Pierwszym oczywiście nieoficjalnym argumentem, który mogliśmy usłyszeć podczas spotkań było: „Ale otworzyliście się podczas pandemii”. Urzędnicy „karzą” nas na podstawie swoich subiektywnych przekonań co do słuszności działań lokalu podczas lockdownu, choć nie mają do tego żadnego umocowania prawnego. Sąd Okręgowy w Katowicach orzekł, że wszystkie działania prowadzone wobec właścicielki lokalu na podstawie Rozporządzenia dot zakazów i nakazów związanych z wystąpieniem stanu epidemii były bezzasadne i nielegalne a nasze otwarcie się całkowicie zgodne z prawem więc dodatkowo dziwi nas podjęcie takiego argumentu. Absolutnie nie zgadzamy się na samosądy prowadzone przez pracowników instytucji państwowych! - czytamy na stronie Ogródek Bavitto.

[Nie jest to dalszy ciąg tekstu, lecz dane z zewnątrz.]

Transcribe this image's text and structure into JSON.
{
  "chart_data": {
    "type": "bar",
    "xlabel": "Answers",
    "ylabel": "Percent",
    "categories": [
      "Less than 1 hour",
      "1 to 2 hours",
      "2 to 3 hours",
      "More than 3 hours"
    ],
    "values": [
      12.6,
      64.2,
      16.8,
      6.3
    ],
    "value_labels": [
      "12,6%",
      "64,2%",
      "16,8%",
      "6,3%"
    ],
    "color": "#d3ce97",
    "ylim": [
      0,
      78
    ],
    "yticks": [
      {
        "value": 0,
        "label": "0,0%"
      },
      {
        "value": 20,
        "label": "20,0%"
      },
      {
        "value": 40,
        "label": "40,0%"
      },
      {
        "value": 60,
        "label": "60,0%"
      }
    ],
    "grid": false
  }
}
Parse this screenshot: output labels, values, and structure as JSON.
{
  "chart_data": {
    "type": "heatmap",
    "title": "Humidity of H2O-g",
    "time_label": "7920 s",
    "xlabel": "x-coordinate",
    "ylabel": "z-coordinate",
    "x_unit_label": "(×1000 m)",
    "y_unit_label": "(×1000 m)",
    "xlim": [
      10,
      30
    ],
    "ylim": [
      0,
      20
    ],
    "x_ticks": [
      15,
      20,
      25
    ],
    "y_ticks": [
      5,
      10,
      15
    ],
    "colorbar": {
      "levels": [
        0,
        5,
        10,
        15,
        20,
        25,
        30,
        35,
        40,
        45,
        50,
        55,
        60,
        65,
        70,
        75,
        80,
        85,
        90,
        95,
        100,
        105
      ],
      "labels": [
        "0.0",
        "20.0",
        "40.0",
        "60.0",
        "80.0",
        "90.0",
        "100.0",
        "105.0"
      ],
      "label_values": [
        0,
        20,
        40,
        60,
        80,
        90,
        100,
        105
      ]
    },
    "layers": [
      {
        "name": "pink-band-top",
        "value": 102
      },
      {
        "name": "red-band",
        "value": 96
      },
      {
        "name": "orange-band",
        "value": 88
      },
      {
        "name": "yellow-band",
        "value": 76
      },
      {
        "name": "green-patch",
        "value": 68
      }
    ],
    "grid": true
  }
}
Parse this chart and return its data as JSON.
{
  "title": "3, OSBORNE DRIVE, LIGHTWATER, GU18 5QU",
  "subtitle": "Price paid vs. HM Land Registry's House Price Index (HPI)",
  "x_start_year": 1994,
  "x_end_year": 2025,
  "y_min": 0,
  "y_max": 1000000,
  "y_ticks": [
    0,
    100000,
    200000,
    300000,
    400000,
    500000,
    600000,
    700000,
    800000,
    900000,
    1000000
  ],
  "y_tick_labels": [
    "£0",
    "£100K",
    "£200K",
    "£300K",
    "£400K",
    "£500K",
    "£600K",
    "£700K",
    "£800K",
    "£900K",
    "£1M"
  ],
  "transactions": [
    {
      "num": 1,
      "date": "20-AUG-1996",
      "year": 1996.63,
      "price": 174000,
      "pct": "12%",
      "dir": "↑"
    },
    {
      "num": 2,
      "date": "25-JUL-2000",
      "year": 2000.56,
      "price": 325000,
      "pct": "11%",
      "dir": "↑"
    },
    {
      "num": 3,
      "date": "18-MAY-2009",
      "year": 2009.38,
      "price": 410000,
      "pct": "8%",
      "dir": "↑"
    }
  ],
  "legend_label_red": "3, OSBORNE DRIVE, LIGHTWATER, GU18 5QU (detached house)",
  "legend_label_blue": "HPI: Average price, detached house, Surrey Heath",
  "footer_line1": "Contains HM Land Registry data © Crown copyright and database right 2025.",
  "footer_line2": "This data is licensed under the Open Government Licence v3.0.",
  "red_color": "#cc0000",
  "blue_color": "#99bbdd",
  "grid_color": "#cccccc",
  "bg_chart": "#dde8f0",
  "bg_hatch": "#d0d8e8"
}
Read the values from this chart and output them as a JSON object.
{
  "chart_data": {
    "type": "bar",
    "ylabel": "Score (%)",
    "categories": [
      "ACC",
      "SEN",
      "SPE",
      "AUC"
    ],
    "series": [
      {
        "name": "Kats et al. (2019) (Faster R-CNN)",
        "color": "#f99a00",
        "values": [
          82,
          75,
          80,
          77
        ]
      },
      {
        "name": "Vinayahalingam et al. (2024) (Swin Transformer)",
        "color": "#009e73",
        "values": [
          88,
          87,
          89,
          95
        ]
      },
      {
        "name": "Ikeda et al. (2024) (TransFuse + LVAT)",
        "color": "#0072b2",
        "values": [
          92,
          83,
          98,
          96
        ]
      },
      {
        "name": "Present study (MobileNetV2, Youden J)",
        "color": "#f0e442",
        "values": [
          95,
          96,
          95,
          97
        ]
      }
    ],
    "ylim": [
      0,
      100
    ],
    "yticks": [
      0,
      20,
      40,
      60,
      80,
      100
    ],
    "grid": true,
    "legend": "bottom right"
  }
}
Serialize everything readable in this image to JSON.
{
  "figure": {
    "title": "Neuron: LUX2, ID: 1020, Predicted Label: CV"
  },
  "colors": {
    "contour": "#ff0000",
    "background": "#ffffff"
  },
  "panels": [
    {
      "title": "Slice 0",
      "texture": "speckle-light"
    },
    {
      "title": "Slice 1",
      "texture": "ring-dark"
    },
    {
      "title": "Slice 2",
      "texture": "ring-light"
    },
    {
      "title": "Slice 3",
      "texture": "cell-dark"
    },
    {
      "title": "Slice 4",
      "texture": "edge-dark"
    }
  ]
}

Zdaniem przedstawicieli Bavitto choć miasto zobligowało się do dbania o miejską zieleń, to Plac Miarki wygląda obecnie jak pobojowisko. Jednocześnie dodają, że magistrat sam pozbawia się pieniędzy m.in. uzyskanych z dzierżawy terenu przez przedsiębiorcę. - Blokując zgodę na dzierżawę terenu Miasto rezygnuje z dodatkowego zasilenia budżetu co powoduje hamowanie jego rozwoju, a także pozbawia miejsc pracy osób, które mogłyby tu znaleźć zatrudnienie - podsumowuje Bavitto. Całość można przeczytać poniżej.
Co na to miasto? Zapytaliśmy o powody wydania takiej, a nie innej decyzji Michała Łyczaka, rzecznika prasowego Urzędu Miasta w Katowicach.
O tereny zielone w Katowicach dba Zakład Zieleni Miejskiej. W ramach zarządu nieruchomościami miejskimi zakład uprawniony jest do zawierania umów dzierżawy oraz najmu określonych terenów. Wybierając takie miejsca ZZM kieruje się przede wszystkim troską o przyrodę, bierze również pod uwagę dostępną infrastrukturę, charakter terenu, a także potrzeby mieszkańców. W tym celu zostały sporządzone "Zasady wydzierżawiania", wraz z listą terenów przeznaczonych pod dzierżawę, które zostały umieszczone na BIPie Zakładu. Teren, o którym mowa w powołanym poście od dwóch lat nie figuruje na liście głównie ze względu na to, że uprzednie wykorzystanie go na potrzeby ogródka letniego spowodowało zdegradowanie wierzchniej powierzchni gruntu w takim stopniu, że do dziś nic tam nie chce rosnąć. Ponadto w latach ubiegłych ZZM otrzymywał wnioski z interwencjami mieszkańców. Dodatkowo była możliwość odwołania się od tej decyzji do Urzędu Miasta w tej sprawie, z której przedsiębiorca nie skorzystał - czytamy w oświadczeniu rzecznika.